Measurement of High-temperature Thermophysical Properties of Bulk and Coatings Using Modulated Photothermal Radiometry

TL;DR

This paper develops and validates a high-temperature, non-contact measurement technique using modulated photothermal radiometry to determine the thermal properties of bulk materials and coatings relevant for solar and nuclear applications.

Contribution

The authors designed a high-temperature MPR setup for measuring thermal conductivity of bulk and coating materials up to 973 K, extending previous room-temperature studies to harsh environments.

Findings

Thermal conductivities of solar-absorbing coatings are 0.4 to 0.8 W/m·K.

The setup accurately measures thermal properties at temperatures up to 973 K.

High-temperature measurements reveal significant temperature drops within coatings under high solar flux.

Abstract

This paper presents the development of instrumentation for the measurement of high-temperature thermal conductivity of bulk and coatings using a modulated photothermal radiometry (MPR) method, where a sample is heated by an intensity-modulated laser to probe into different layers of the sample. While MPR has been previously established, most of the previous studies only focus on the measurement at room temperature. The MPR has not been well studied for measurements of bulk and coating materials at high temperatures, which are increasingly important for a multitude of applications, such as materials used in the concentrating solar power (CSP) plants and the nuclear reactors. MPR is a non-contact technique that utilizes the intrinsic thermal emission from the specimens for thermometry, which is favorable for measurements at high temperatures in harsh environment.

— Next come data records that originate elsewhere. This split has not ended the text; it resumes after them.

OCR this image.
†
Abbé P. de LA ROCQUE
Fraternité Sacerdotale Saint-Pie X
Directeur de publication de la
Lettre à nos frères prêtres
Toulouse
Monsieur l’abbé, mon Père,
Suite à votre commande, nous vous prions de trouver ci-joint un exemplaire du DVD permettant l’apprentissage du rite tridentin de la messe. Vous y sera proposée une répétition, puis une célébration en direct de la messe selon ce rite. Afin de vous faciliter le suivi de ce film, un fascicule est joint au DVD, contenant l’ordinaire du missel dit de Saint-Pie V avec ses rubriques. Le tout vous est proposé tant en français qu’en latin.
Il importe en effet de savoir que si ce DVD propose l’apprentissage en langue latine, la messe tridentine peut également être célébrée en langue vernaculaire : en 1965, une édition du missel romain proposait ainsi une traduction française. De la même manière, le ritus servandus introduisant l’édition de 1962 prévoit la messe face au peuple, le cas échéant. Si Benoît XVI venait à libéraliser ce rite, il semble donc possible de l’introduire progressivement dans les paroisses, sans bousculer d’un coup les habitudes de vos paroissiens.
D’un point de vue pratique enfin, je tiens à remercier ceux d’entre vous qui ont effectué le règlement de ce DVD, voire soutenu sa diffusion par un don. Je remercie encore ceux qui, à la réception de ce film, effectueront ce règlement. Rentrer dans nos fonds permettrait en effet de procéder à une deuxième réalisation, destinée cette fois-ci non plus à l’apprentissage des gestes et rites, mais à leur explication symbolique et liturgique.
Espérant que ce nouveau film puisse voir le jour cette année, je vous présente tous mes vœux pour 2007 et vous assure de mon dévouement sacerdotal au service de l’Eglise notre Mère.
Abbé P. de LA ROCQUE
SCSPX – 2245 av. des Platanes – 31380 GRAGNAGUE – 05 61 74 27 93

The authors designed and utilized a sample holder suitable for high temperature measurement up to 973 K with good temperature uniformity within the sample. The high-temperature MPR setup was validated by measuring bulk materials with known thermal conductivity. The setup and technique were then extended to the measurement of black solar-absorbing coatings of 10 to 50 {\mu}m thick on various substrates by modulating the frequency of the laser heating beam and the thermal penetration depth. The studies showed that thermal conductivities of typical solar-absorbing coatings are 0.4 ~ 0.8 W m-1 K-1, indicating a possibly large temperature drop within the coating under high solar irradiation flux, such as over 1000-sun for central solar towers in CSP plants.